The work of a Staffordshire Police employee to reduce repeat offending with regards domestic abuse has been recognised at a national event.Helen Bruce, strategic domestic abuse co-ordinator and MARAC (Multi-Agency Risk Assessment Conference) Chair within the force’s Public Protection Safeguarding department, has been hailed a DA Champion for her work around the Out of Court Disposals pilot with regards to domestic abuse.
She was presented with the Partnerships in DA IOM (domestic abuse integrated offender management) (sponsored by TecSOS – the Vodafone Foundation) award at today’s DA Champions National Awards Event in London.
Organised by the College of Policing, and working in partnership with a number of other organisations, the event recognises the work of those committed to helping people in domestic abuse situations.
Helen’s work (see below nomination for full details) has already received national praise.

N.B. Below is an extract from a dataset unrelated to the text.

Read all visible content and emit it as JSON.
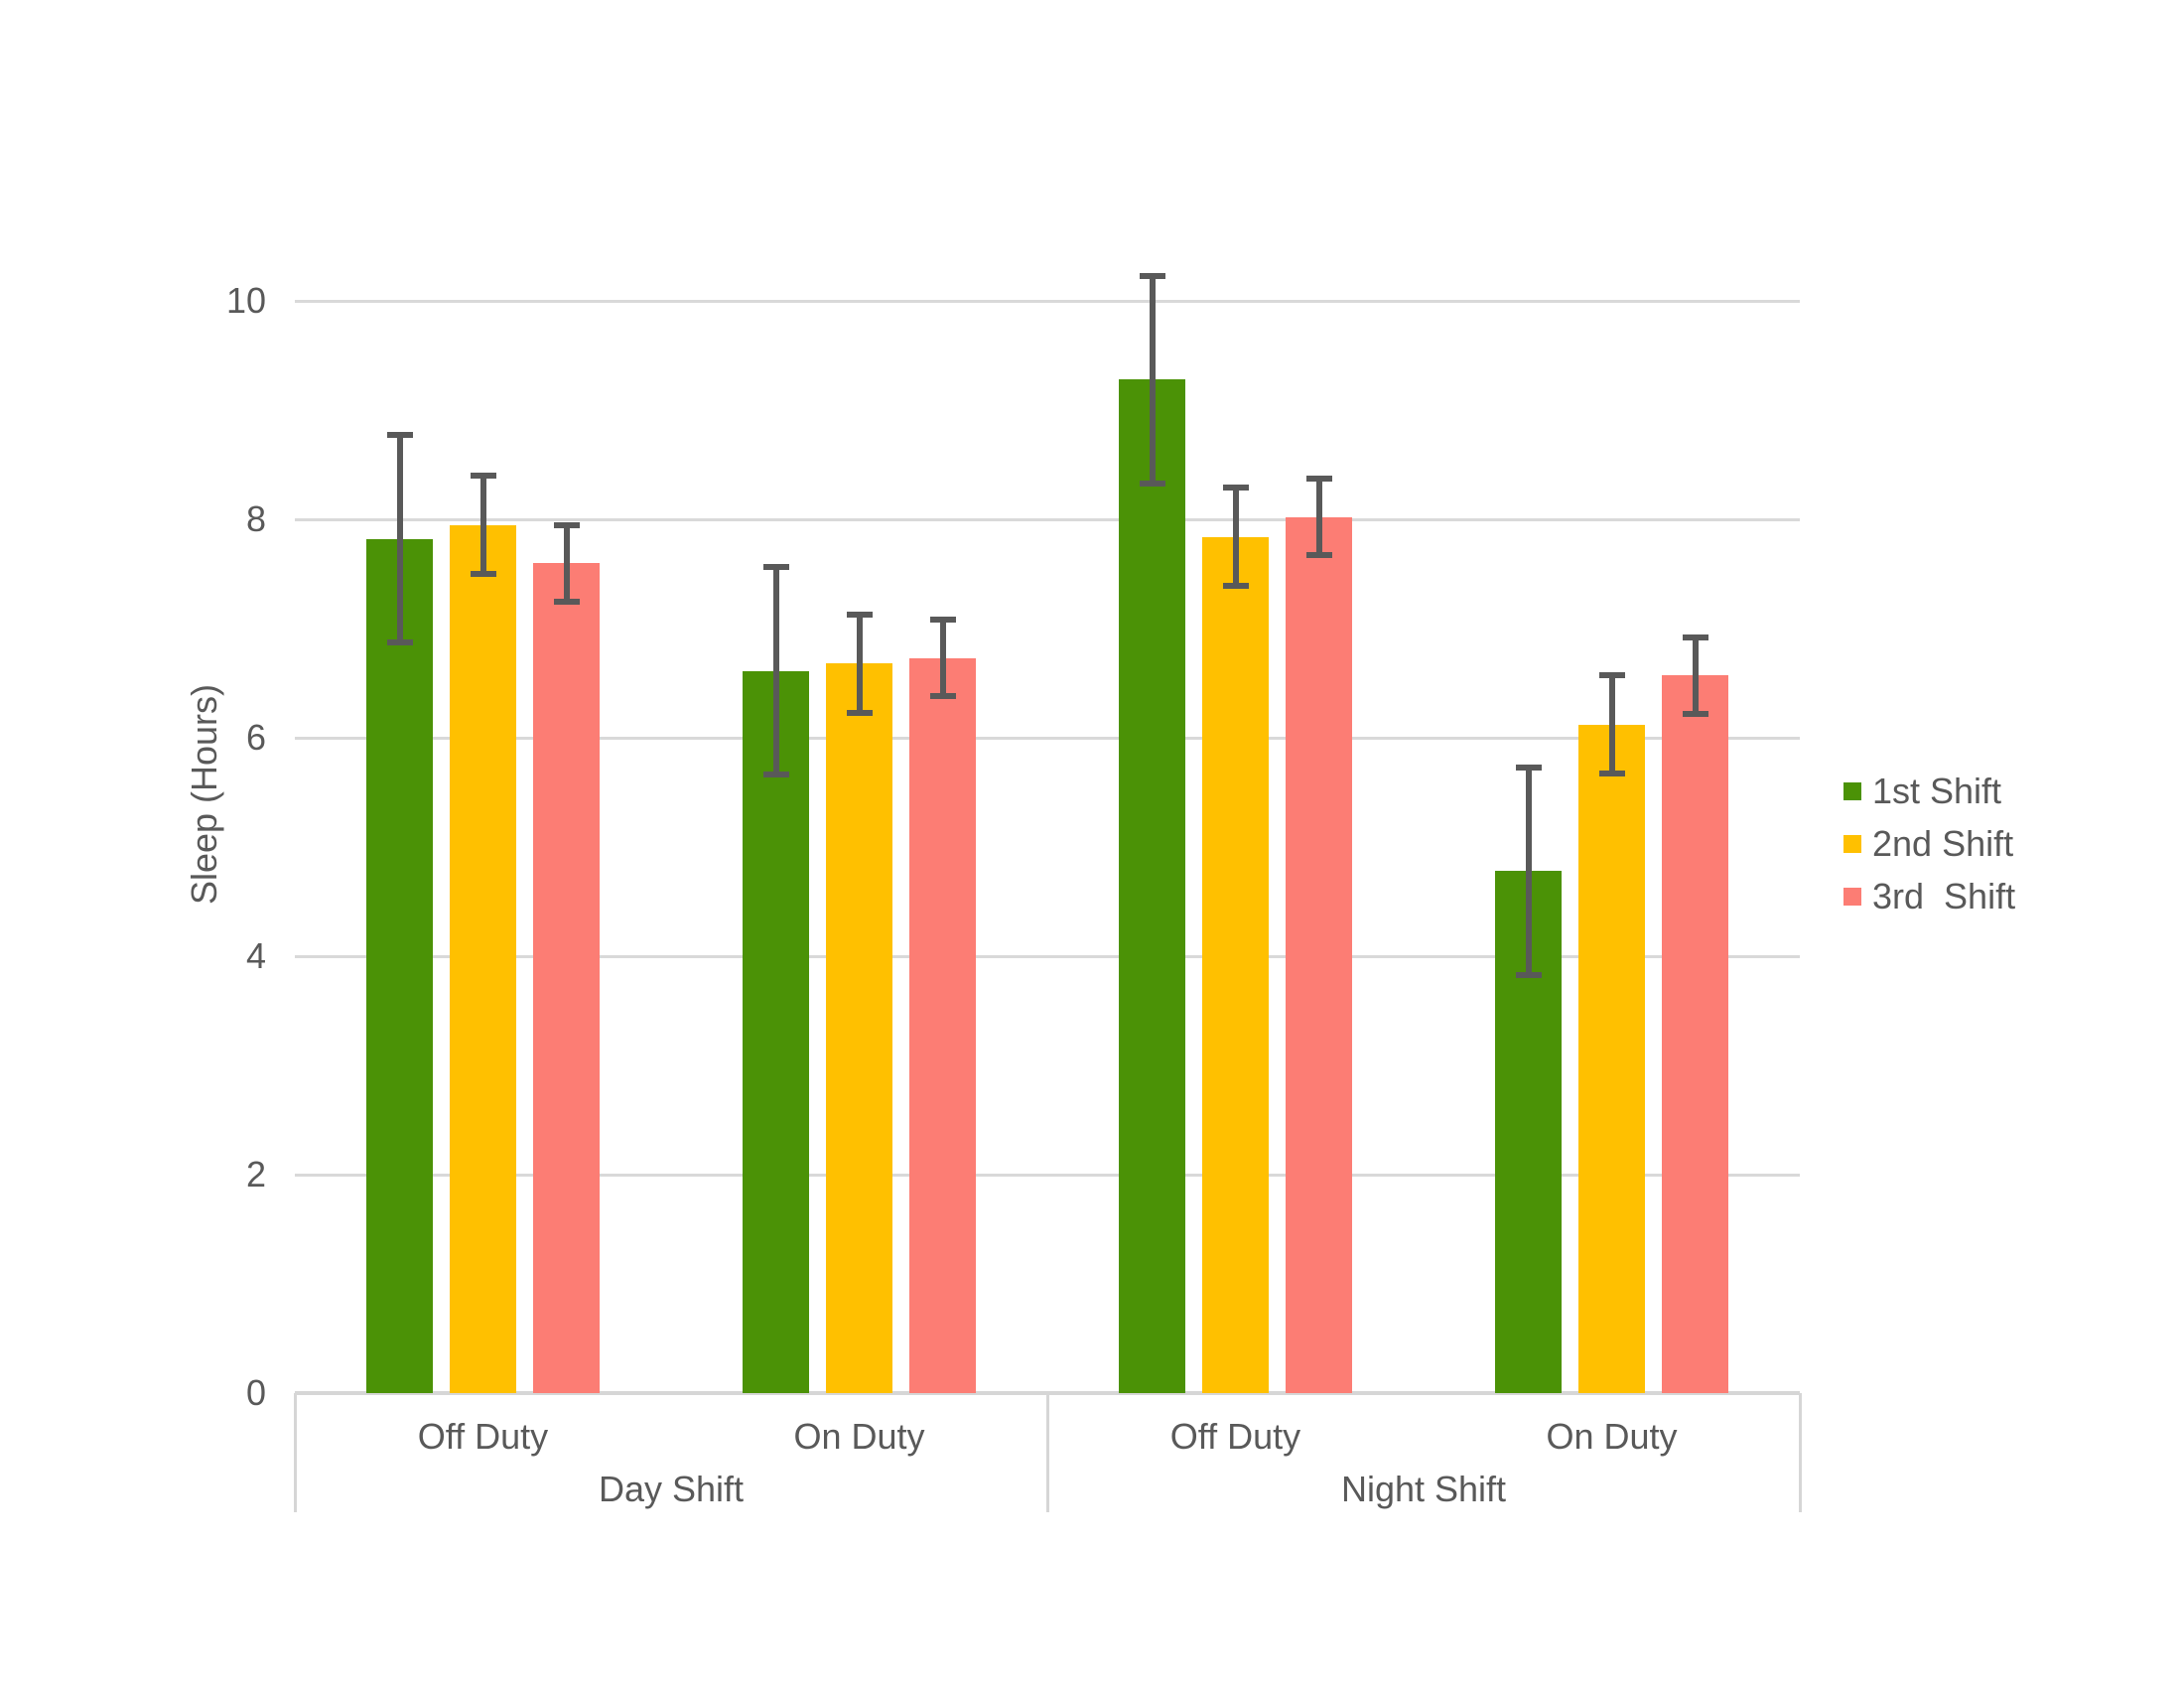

She said: “Victims of domestic abuse don’t always want criminal sanctions taken against their partners. They don’t want to see the father or the mother of their children in court or in the local media as they very often want the relationship to continue but the abuse to stop.
“Proactive and relevant intervention that is tailored towards the individual offender’s own personal circumstances at the very early stage of what is often an escalating cycle of abuse and which stops that abuse from continuing, is proving to have a positive impact on the lives of victims and any children witnessing the abusive behaviour.

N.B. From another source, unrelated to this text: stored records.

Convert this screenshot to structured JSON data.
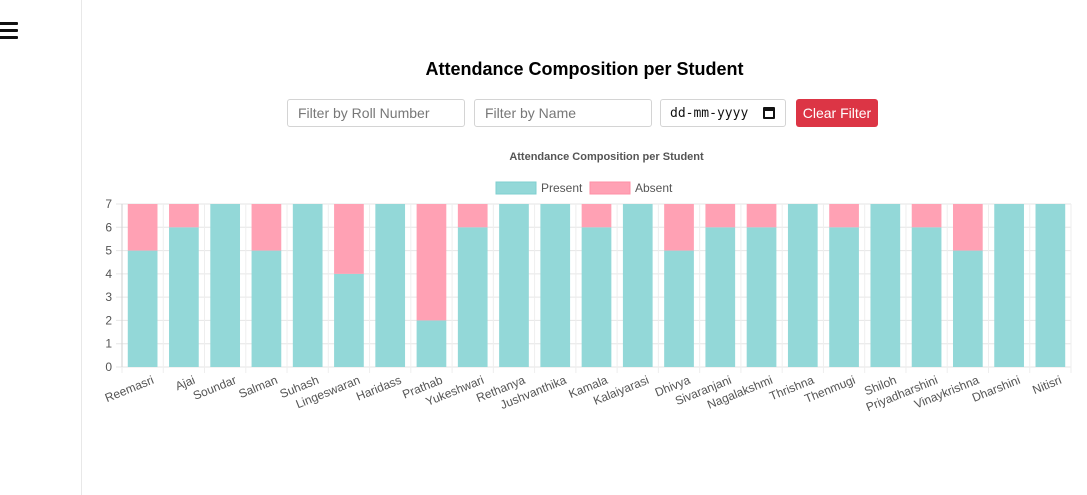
{
  "page": {
    "title": "Attendance Composition per Student"
  },
  "filters": {
    "roll_placeholder": "Filter by Roll Number",
    "name_placeholder": "Filter by Name",
    "date_placeholder": "dd-mm-yyyy",
    "clear_label": "Clear Filter"
  },
  "icons": {
    "menu": "hamburger-icon",
    "date": "calendar-icon"
  },
  "colors": {
    "present": "#93d8d8",
    "absent": "#ffa1b4",
    "clear_button": "#dc3545"
  },
  "chart_data": {
    "type": "bar",
    "stacked": true,
    "title": "Attendance Composition per Student",
    "categories": [
      "Reemasri",
      "Ajai",
      "Soundar",
      "Salman",
      "Suhash",
      "Lingeswaran",
      "Haridass",
      "Prathab",
      "Yukeshwari",
      "Rethanya",
      "Jushvanthika",
      "Kamala",
      "Kalaiyarasi",
      "Dhivya",
      "Sivaranjani",
      "Nagalakshmi",
      "Thrishna",
      "Thenmugi",
      "Shiloh",
      "Priyadharshini",
      "Vinaykrishna",
      "Dharshini",
      "Nitisri"
    ],
    "series": [
      {
        "name": "Present",
        "values": [
          5,
          6,
          7,
          5,
          7,
          4,
          7,
          2,
          6,
          7,
          7,
          6,
          7,
          5,
          6,
          6,
          7,
          6,
          7,
          6,
          5,
          7,
          7
        ]
      },
      {
        "name": "Absent",
        "values": [
          2,
          1,
          0,
          2,
          0,
          3,
          0,
          5,
          1,
          0,
          0,
          1,
          0,
          2,
          1,
          1,
          0,
          1,
          0,
          1,
          2,
          0,
          0
        ]
      }
    ],
    "ylim": [
      0,
      7
    ],
    "yticks": [
      0,
      1,
      2,
      3,
      4,
      5,
      6,
      7
    ],
    "legend_position": "top",
    "grid": true
  }
}
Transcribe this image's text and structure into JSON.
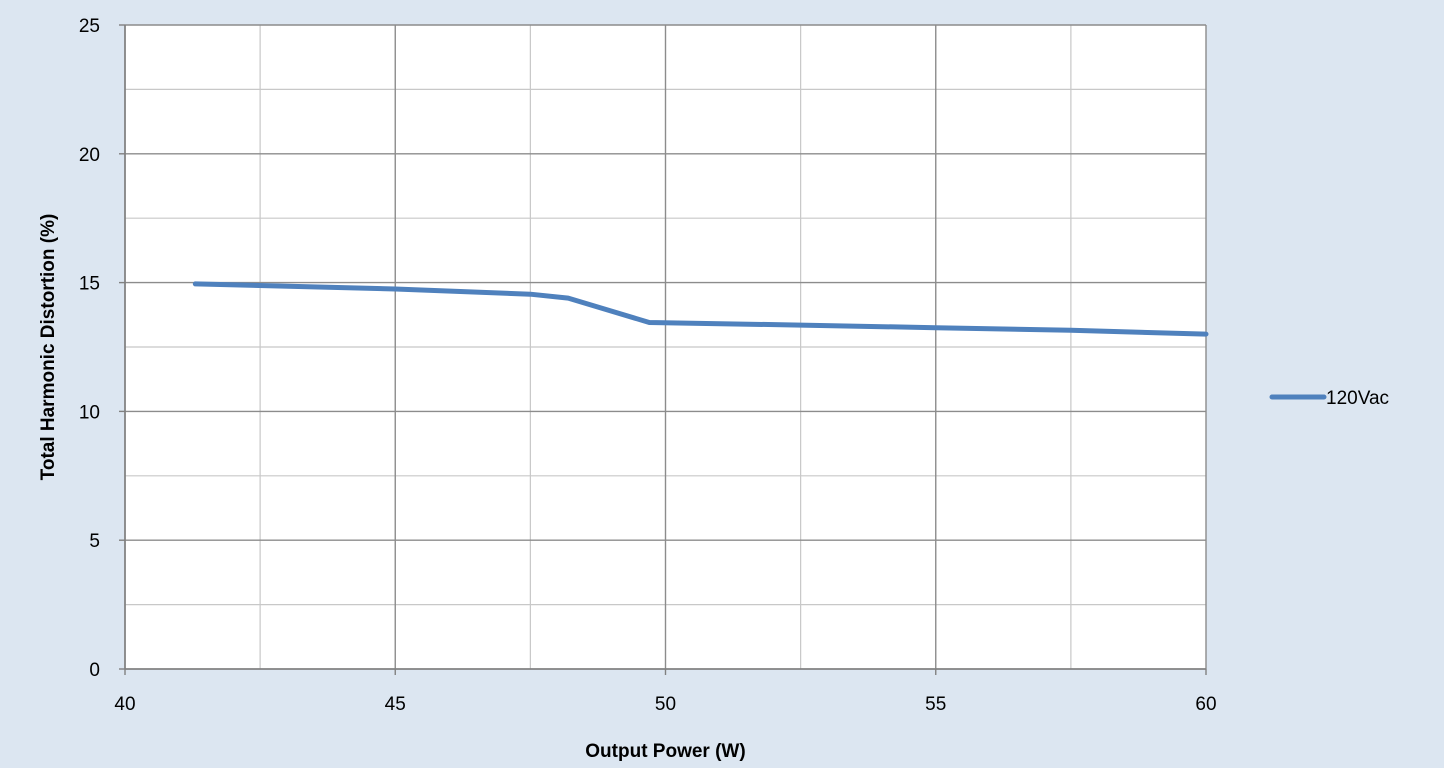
{
  "chart_data": {
    "type": "line",
    "title": "",
    "xlabel": "Output Power (W)",
    "ylabel": "Total Harmonic Distortion (%)",
    "xlim": [
      40,
      60
    ],
    "ylim": [
      0,
      25
    ],
    "x_ticks": [
      "40",
      "45",
      "50",
      "55",
      "60"
    ],
    "y_ticks": [
      "0",
      "5",
      "10",
      "15",
      "20",
      "25"
    ],
    "grid": true,
    "legend_position": "right",
    "background_color": "#dce6f1",
    "plot_background_color": "#ffffff",
    "series": [
      {
        "name": "120Vac",
        "color": "#4f81bd",
        "x": [
          41.3,
          45.0,
          47.5,
          48.2,
          49.7,
          52.5,
          55.0,
          57.5,
          60.0
        ],
        "y": [
          14.95,
          14.75,
          14.55,
          14.4,
          13.45,
          13.35,
          13.25,
          13.15,
          13.0
        ]
      }
    ]
  }
}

“This is something that victims of domestic abuse have been hoping could be achieved for many years and will hopefully encourage more victims to come forward at an early stage to report the abuse.
“Suitable conditional cautions support the offenders in addressing their behaviours to ensure, whatever the outcome of their relationship with the victim, that they don’t go on to reoffend with new partners as is often the case with domestic abuse.
“Working closely with partner agencies to ensure the conditions set are suitable and are being complied with is also benefiting partnership working and is forging strong relationships with them and the police service.”
Helen was nominated for her award by Det Ch Insp Jav Oomer.
He said: “The out of court disposals pilot is another innovative approach to tackling the causes of DA, the work highlights the importance of working with perpetrators as well as victims to break the cycle of offending.
“National research has shown the first report to the Police is not usually the first occasion of DA and by getting this right first time following a report has a positive impact on both victims and perpetrators.
“The work Helen has done is instrumental in ensuring that perpetrators are supported to change their behaviour.”
NOMINATION by DCI Oomer:
I wish to nominate Helen Bruce for her work around the Out of Court Disposals (OoCD) pilot with regards Domestic Abuse.
Staffordshire were chosen by the MOJ as being one of three pilot forces around out of court disposals and an element of that was to introduce low level crimes of Domestic Abuse into the Pilot and assess the impact of early intervention.
To consider the use of out of court disposals for domestic related matters is in itself is a nationally contentious issue however Helen was instrumental in setting up the Staffordshire pilot working in conjunction with the MOJ and DA national lead staff officer to develop a policy that was robust and could stand scrutiny yet achieve the aims and principles of out of court disposals scheme around DA.
In November 2014 Staffs went live with the OoCD pilot. The other pilot forces used Staffordshire as a model force for their pilot around DA and Helen has developed the domestic element of the pilot into a working model that has been seen and highlighted as best practice.
The DA OoCD has received national praise and described as “Innovative” by HMIC and recognised by the MOJ in workshops and master classes. Helen has been asked to support the other pilot forces and spoken in a multi force arena around the use of OoCD for DA matters.
The pilot in Staffordshire has seen so far over 345 people dealt with by way of an OoCD for DA working with the victims needs but also recognising that each perpetrator is different and identifying the appropriate measures for perpetrators to ensure engagement in the sanctions set by the OoCD pilot and ensuring a successful resolution. The early results show a significant amount of success in this approach where (at the time of writing) none of the 345 people have reoffended.
Due to the nature of the pilot and significant risk associated around DA, the pilot requires an expert lead in making decisions that could have a significant impact on the lives of others and Helen has taken this role on personally ensuring that risk assessments have been completed, the OoCD process has been followed and that the OoCD is the most appropriate option in each and every case. She has also made suggestions on conditions that are appropriate to the actions and in line with changing culture and addressing offender behaviour.
This work has been taken on by Helen in addition to her everyday role and has added a significant amount of work to her already busy workload.
As the pilot ends in November 2015 and a formal evaluation will take place Helen is now looking to share her expertise and bring in others to assist in assessing risk and working with partners to deliver a bespoke OoCD programme for perpetrators.
For the hard work and dedication shown by Helen in making sure the OoCD pilot around DA is a success and keeping communities safe in Staffordshire I would put Helen forward for formal recognition.